WHITE GOD It was only a matter of time until the Baha Men’s prophecy came to pass.

WARNING: If you are sensitive about animals, particularly dogs, and particularly the mistreatment of dogs, you should decide carefully if a good movie is worth the pain and potential for nightmares. And the inexplicably titled White God is certainly a good movie, albeit a weird one. It's a little like an alternate version of The Incredible Journey—if Disney went extremely dark, dusted in a trace of Lady and the Tramp hokiness, and then crossed that shit with Oldboy.

Perhaps the best argument for overcoming one's delicate sensibilities and watching Hungarian director Kornél Mundruczó's film is the fact that White God contains arguably the most impressive dog choreography ever captured in a narrative film. This is a dramatized story intended to inspire animal rights activism, and the final chapter is chockablock with arresting images of dogs spilling out of cages, rampaging through the streets of Budapest, and resting in formation. The real-life twin dogs who split the marquee role as Hagen, our pooch protagonist, do such a credible job with the frightening range of emotions required that it's hard to believe they weren't bred for the task. In fact, all 250-plus dogs in White God—a feature film record, BTW—came to the project by way of being surrendered to animal shelters.

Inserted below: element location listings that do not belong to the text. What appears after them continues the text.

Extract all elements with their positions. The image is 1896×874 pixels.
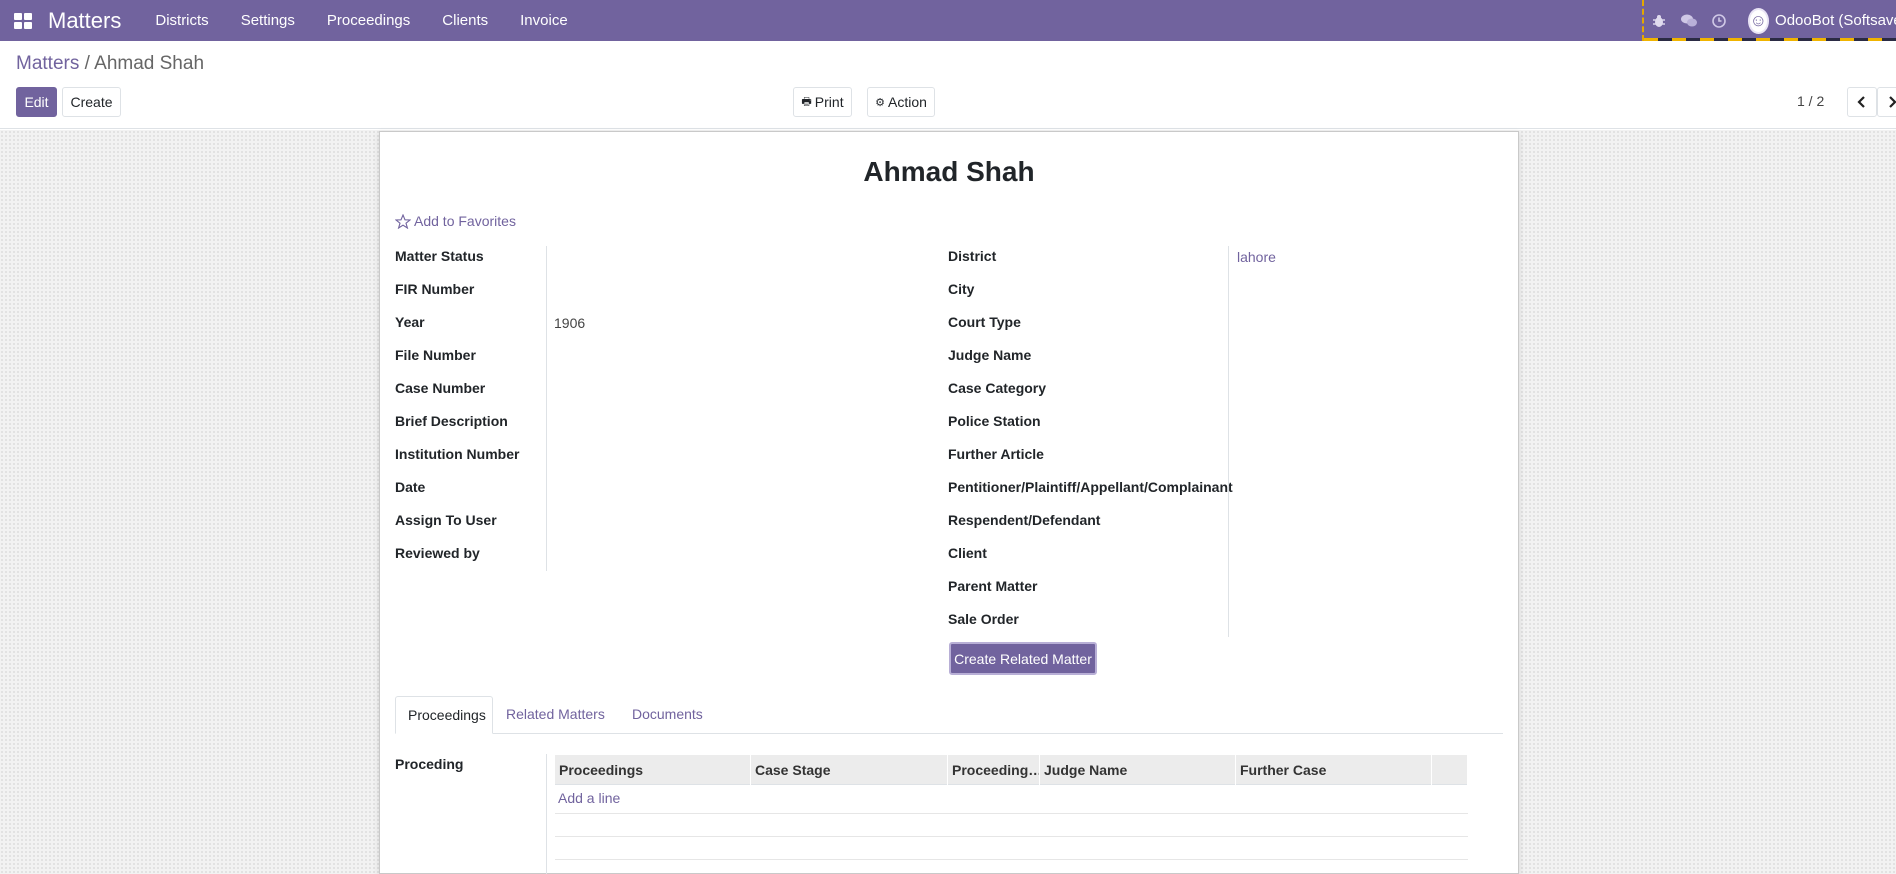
respondent-label: Respendent/Defendant — [948, 512, 1101, 528]
edit-button[interactable]: Edit — [16, 87, 57, 117]
proceding-label: Proceding — [395, 756, 464, 772]
column-proceedings[interactable]: Proceedings — [555, 755, 751, 785]
breadcrumb: Matters / Ahmad Shah — [16, 53, 204, 75]
judge-name-label: Judge Name — [948, 347, 1032, 363]
menu-item-invoice[interactable]: Invoice — [504, 0, 584, 41]
create-related-matter-button[interactable]: Create Related Matter — [949, 642, 1097, 675]
brief-description-label: Brief Description — [395, 413, 508, 429]
assign-to-user-label: Assign To User — [395, 512, 497, 528]
star-icon — [395, 213, 411, 229]
notebook-tabs: Proceedings Related Matters Documents — [395, 696, 1503, 734]
control-panel: Matters / Ahmad Shah Edit Create 🖶 Print … — [0, 41, 1896, 129]
district-value[interactable]: lahore — [1237, 249, 1276, 265]
tab-proceedings[interactable]: Proceedings — [395, 696, 493, 734]
main-menu: Districts Settings Proceedings Clients I… — [139, 0, 583, 41]
pager-next-button[interactable] — [1877, 87, 1896, 117]
district-label: District — [948, 248, 997, 264]
menu-item-settings[interactable]: Settings — [225, 0, 311, 41]
add-to-favorites-link[interactable]: Add to Favorites — [395, 213, 516, 229]
parent-matter-label: Parent Matter — [948, 578, 1038, 594]
pager-previous-button[interactable] — [1847, 87, 1877, 117]
table-row — [555, 837, 1468, 860]
table-row — [555, 814, 1468, 837]
user-menu[interactable]: ☺ OdooBot (Softsave — [1747, 7, 1896, 34]
file-number-label: File Number — [395, 347, 476, 363]
action-button[interactable]: ⚙ Action — [867, 87, 935, 117]
print-label: Print — [814, 94, 844, 110]
action-label: Action — [887, 94, 927, 110]
user-avatar: ☺ — [1747, 7, 1770, 34]
sale-order-label: Sale Order — [948, 611, 1019, 627]
chevron-left-icon — [1857, 96, 1865, 108]
apps-menu-icon[interactable] — [0, 0, 46, 41]
breadcrumb-current: Ahmad Shah — [94, 53, 205, 74]
proceding-divider — [546, 754, 547, 874]
menu-item-clients[interactable]: Clients — [426, 0, 504, 41]
left-column-divider — [546, 246, 547, 571]
column-judge-name[interactable]: Judge Name — [1040, 755, 1236, 785]
print-button[interactable]: 🖶 Print — [793, 87, 852, 117]
institution-number-label: Institution Number — [395, 446, 520, 462]
column-options[interactable] — [1432, 755, 1468, 785]
court-type-label: Court Type — [948, 314, 1021, 330]
gear-icon: ⚙ — [875, 96, 885, 109]
petitioner-label: Pentitioner/Plaintiff/Appellant/Complain… — [948, 479, 1233, 495]
chevron-right-icon — [1889, 96, 1896, 108]
year-value[interactable]: 1906 — [554, 315, 585, 331]
column-case-stage[interactable]: Case Stage — [751, 755, 948, 785]
further-article-label: Further Article — [948, 446, 1044, 462]
menu-item-proceedings[interactable]: Proceedings — [311, 0, 426, 41]
case-category-label: Case Category — [948, 380, 1047, 396]
right-column-divider — [1228, 246, 1229, 637]
print-icon: 🖶 — [801, 95, 812, 108]
debug-bug-icon[interactable] — [1644, 0, 1674, 41]
column-proceeding-date[interactable]: Proceeding… — [948, 755, 1040, 785]
table-row: Add a line — [555, 785, 1468, 814]
tab-related-matters[interactable]: Related Matters — [494, 696, 617, 734]
city-label: City — [948, 281, 975, 297]
menu-item-districts[interactable]: Districts — [139, 0, 224, 41]
top-navbar: Matters Districts Settings Proceedings C… — [0, 0, 1896, 41]
date-label: Date — [395, 479, 426, 495]
messaging-icon[interactable] — [1674, 0, 1704, 41]
matter-status-label: Matter Status — [395, 248, 484, 264]
activity-clock-icon[interactable] — [1704, 0, 1734, 41]
table-header: Proceedings Case Stage Proceeding… Judge… — [555, 755, 1468, 785]
police-station-label: Police Station — [948, 413, 1041, 429]
client-label: Client — [948, 545, 987, 561]
tab-documents[interactable]: Documents — [620, 696, 715, 734]
add-a-line-link[interactable]: Add a line — [558, 790, 620, 806]
breadcrumb-separator: / — [79, 53, 95, 74]
favorite-label: Add to Favorites — [414, 213, 516, 229]
case-number-label: Case Number — [395, 380, 486, 396]
column-further-case[interactable]: Further Case — [1236, 755, 1432, 785]
form-sheet: Ahmad Shah Add to Favorites Matter Statu… — [379, 131, 1519, 874]
reviewed-by-label: Reviewed by — [395, 545, 480, 561]
year-label: Year — [395, 314, 425, 330]
proceedings-table: Proceedings Case Stage Proceeding… Judge… — [555, 755, 1468, 860]
breadcrumb-matters-link[interactable]: Matters — [16, 53, 79, 74]
app-brand[interactable]: Matters — [46, 0, 139, 41]
fir-number-label: FIR Number — [395, 281, 475, 297]
pager-value[interactable]: 1 / 2 — [1797, 93, 1824, 109]
create-button[interactable]: Create — [62, 87, 121, 117]
user-name: OdooBot (Softsave — [1775, 12, 1896, 29]
record-title: Ahmad Shah — [863, 156, 1035, 187]
systray: ☺ OdooBot (Softsave — [1642, 0, 1896, 41]
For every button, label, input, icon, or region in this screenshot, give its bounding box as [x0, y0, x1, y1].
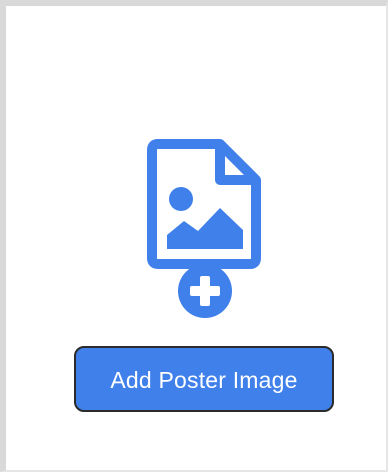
mountain-shape [167, 208, 243, 249]
add-image-file-icon-graphic [147, 139, 261, 318]
sun-shape [169, 187, 193, 211]
add-image-file-icon[interactable] [146, 138, 264, 320]
add-poster-image-button[interactable]: Add Poster Image [74, 346, 334, 412]
poster-image-panel: Add Poster Image [0, 0, 388, 472]
plus-horizontal-bar [190, 286, 220, 296]
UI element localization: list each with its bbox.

But I'm still recovering. In order to say anything at all about White God, I have to think past the ferocity of my wish that any dad who puts his daughter's dog out on the streets—as happens in White God—should have the miserable remainder of his life beaten out of him. I'd also be fine with personally shooting dog fight-trainers in the head. I don't think I'm kidding! These are unpleasant thoughts to have, and if you're prone to them too, well... tread carefully around White God.